### Prepping Data Challenge: Departmental December - Operations (week 52)

### Requirements
- Input the spreadsheet
- Count the number of complaints per customer
- Join the 'Department Responsible' data set to allocate the complaints to the correct department
- Create a comma-separated field for all the keywords found in the complaint for each department (help)
- For any complaint that isn't classified, class the department as 'unknown' and the complaint cause as 'other'
- Output the file

In [2]:
import pandas as pd
import numpy as np

In [3]:
#Input the data
with pd.ExcelFile(r"\Dataprep\2021\PD 2021 Wk 52 Input.xlsx") as xl:
    dfc = pd.read_excel(xl, 'Complaints')
    dfd = pd.read_excel(xl, 'Department Responsbile')

In [4]:
dfc.head()

Unnamed: 0,Name,Complaint
0,Carl,The state of the toilets were not suitable for...
1,Carl,Call that food?
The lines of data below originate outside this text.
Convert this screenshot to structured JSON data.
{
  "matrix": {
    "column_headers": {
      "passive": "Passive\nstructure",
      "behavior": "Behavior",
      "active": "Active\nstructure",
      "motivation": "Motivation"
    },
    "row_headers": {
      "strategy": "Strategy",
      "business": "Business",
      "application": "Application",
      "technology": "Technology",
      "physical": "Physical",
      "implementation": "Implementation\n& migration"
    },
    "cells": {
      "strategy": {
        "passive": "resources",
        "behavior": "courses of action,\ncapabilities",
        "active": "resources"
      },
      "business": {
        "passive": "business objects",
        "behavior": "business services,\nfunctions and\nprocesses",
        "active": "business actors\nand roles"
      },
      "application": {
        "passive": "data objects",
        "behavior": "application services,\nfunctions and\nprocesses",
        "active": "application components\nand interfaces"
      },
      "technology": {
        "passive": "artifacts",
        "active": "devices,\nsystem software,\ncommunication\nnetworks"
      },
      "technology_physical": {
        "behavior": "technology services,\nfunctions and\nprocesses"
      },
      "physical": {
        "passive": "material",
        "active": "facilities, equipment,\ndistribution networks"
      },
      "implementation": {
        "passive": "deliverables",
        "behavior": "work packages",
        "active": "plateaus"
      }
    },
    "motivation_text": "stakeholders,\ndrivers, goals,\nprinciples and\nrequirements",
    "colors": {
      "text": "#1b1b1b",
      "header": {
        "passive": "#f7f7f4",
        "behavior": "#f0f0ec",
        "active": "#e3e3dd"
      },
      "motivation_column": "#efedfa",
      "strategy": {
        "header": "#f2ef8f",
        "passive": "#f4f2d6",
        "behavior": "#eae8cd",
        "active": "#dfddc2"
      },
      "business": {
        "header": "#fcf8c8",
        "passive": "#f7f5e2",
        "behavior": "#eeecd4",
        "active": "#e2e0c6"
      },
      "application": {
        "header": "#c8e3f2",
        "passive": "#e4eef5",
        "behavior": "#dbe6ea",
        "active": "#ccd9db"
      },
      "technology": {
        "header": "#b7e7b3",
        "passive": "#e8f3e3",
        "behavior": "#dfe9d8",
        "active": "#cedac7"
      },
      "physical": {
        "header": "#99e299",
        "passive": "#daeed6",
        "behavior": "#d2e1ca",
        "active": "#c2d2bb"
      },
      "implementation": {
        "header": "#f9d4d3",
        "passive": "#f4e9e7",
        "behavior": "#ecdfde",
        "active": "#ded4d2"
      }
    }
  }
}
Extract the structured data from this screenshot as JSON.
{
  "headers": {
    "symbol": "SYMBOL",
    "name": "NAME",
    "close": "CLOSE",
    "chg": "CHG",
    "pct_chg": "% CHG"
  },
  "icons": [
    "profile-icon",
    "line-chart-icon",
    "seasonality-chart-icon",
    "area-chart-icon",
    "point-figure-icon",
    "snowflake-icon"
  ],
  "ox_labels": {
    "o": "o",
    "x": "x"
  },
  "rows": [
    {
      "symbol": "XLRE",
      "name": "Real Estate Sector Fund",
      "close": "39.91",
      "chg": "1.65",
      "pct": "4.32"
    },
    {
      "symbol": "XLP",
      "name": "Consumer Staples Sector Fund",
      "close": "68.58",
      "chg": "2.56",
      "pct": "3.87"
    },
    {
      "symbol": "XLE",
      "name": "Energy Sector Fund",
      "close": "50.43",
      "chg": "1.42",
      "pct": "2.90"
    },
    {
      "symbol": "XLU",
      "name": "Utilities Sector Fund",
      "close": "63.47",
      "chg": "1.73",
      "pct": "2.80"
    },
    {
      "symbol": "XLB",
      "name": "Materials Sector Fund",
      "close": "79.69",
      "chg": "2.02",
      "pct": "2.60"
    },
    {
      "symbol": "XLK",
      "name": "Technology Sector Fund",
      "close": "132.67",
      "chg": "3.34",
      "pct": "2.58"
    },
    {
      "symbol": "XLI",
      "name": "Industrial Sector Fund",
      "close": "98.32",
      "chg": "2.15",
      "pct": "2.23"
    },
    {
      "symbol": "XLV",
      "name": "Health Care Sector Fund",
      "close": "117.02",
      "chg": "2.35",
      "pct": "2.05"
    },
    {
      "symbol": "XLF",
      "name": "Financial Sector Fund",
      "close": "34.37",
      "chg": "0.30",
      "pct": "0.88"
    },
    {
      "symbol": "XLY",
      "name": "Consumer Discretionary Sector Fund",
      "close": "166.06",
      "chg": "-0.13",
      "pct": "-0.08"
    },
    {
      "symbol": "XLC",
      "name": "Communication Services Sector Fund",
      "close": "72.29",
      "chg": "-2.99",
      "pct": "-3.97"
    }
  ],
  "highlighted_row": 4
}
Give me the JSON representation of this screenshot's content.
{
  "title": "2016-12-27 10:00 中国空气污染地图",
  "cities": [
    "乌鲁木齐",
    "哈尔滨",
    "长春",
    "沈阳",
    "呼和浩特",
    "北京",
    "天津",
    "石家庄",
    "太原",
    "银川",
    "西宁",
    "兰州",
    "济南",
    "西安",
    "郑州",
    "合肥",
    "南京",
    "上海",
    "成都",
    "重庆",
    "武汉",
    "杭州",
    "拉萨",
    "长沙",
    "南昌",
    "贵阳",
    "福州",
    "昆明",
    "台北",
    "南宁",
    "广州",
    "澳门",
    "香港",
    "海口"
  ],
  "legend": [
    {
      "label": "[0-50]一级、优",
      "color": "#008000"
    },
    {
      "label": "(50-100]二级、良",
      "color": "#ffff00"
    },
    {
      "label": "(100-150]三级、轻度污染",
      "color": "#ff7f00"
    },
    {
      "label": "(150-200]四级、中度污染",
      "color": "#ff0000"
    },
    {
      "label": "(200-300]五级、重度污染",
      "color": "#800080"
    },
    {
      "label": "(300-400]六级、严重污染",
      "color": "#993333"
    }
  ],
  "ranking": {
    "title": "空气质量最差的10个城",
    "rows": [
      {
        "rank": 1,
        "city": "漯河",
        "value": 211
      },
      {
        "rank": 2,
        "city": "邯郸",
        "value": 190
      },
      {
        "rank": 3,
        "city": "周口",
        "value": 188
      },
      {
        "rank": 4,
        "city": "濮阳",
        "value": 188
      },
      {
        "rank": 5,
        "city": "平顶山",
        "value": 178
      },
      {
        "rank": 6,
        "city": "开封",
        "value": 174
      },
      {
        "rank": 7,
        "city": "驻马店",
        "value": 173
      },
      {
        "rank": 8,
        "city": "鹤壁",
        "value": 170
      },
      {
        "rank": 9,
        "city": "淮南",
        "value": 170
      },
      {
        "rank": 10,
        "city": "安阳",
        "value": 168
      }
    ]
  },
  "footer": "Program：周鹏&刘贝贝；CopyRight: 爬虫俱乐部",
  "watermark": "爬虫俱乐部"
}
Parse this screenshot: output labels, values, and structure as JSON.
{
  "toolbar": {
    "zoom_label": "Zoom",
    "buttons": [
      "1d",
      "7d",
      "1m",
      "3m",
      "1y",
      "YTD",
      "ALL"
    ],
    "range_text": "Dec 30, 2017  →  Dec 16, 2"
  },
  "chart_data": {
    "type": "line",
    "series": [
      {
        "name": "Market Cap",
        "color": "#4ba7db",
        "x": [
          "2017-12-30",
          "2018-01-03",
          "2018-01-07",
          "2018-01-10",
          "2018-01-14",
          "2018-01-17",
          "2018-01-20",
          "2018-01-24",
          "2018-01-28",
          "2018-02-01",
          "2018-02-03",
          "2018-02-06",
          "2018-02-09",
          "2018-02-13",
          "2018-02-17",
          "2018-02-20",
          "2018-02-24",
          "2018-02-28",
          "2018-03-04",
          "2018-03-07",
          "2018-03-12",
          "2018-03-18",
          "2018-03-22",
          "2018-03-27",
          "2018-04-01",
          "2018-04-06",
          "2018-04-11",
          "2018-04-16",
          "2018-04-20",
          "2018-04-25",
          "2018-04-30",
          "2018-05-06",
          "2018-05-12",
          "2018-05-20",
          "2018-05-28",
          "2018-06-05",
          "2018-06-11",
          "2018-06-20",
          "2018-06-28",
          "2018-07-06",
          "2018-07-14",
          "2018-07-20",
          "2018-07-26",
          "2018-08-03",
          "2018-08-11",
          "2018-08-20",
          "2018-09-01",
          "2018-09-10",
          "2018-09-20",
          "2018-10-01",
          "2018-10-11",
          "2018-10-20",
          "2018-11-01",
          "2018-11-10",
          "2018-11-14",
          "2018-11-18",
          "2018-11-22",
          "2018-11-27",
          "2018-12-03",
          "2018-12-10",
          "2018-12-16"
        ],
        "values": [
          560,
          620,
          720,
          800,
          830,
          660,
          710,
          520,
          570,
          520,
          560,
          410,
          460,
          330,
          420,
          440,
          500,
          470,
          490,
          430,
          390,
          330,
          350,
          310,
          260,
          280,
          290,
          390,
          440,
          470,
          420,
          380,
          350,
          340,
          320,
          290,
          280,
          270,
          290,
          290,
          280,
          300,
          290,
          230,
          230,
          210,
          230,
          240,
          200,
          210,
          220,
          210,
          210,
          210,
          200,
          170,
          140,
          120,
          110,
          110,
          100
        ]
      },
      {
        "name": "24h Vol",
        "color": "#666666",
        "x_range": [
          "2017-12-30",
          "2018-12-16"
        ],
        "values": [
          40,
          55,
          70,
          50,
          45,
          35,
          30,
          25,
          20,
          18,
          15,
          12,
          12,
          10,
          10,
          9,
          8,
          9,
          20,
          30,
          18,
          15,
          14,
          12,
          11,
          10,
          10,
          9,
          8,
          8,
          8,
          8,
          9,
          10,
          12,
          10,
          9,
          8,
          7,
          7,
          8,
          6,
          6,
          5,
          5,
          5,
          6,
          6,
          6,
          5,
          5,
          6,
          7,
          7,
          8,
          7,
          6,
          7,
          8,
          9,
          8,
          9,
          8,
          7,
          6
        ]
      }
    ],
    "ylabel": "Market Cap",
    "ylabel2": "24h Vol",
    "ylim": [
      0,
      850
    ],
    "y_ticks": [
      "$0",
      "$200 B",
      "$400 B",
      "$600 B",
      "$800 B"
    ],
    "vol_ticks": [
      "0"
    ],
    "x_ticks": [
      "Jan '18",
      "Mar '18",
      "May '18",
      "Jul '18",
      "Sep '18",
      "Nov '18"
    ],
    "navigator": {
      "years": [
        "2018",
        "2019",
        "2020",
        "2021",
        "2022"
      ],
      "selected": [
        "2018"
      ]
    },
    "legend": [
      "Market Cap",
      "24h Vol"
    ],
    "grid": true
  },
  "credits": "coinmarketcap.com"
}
The bread was so stale. I thou...
2,Anya,"Urgh, the food. They run out of tomato juice i..."
3,Ian,I'm really disappointed the pilot didn't fly p...
4,Sophie,I have seen tins of sardines with more leg roo...


In [5]:
dfd.head()

Unnamed: 0,Keyword,Department
0,Toilet,Operations
1,Luggage,Operations
2,Ticket,Sales
3,Room,Marketing
4,Food,Operations


In [7]:
# count the number of complaints by customer
dfc['Complaints per Person'] = dfc.groupby('Name')['Complaint'].transform('size')
dfc['Complaint'] = dfc['Complaint'].str.strip().str.lower()

In [8]:
#Join the 'Department Responsible' data set to allocate the complaints to the correct department
keywords = '|'.join(dfd['Keyword'].str.lower())
df = dfc.assign(Keyword=dfc['Complaint'].str.findall(keywords)).explode('Keyword')\
                .merge(dfd.assign(Keyword=dfd['Keyword'].str.lower()), on='Keyword', how='left')

In [9]:
# for any complaint that isn't classified, class the department as 'unknown' and 'other' cause
df['Complaint causes'] = df['Keyword'].fillna('other')
df['Department'] = df['Department'].fillna('Unknown')


# create a comma-separated list of keywords grouped by department
df = df.groupby(['Name', 'Complaint', 'Department', 'Complaints per Person'])['Complaint causes'].agg(lambda x: ', '.join(x)).reset_index()

In [11]:
df.head(10)

Unnamed: 0,Name,Complaint,Department,Complaints per Person,Complaint causes
0,Anya,"the lugguage compartment door wasn't working, ...",Unknown,2,other
1,Anya,"urgh, the food. they run out of tomato juice i...",Operations,2,food
2,Carl,call that food? the bread was so stale. i thou...,Operations,3,"food, luggage"
3,Carl,call that food? the bread was so stale. i thou...,Sales,3,price
4,Carl,"i am only 5' 3"" and i still didn't have leg ro...",Marketing,3,room
5,Carl,the state of the toilets were not suitable for...,Operations,3,toilet
6,Ian,i'm really disappointed the pilot didn't fly p...,Unknown,1,other
7,Oscar,the baby changing facilities were not suitable...,Operations,1,baby changing
8,Sophie,i have seen tins of sardines with more leg roo...,Marketing,2,room
9,Sophie,i have seen tins of sardines with more leg roo...,Sales,2,price


In [12]:
#output the data
df.to_csv('wk52-output.csv', index=False)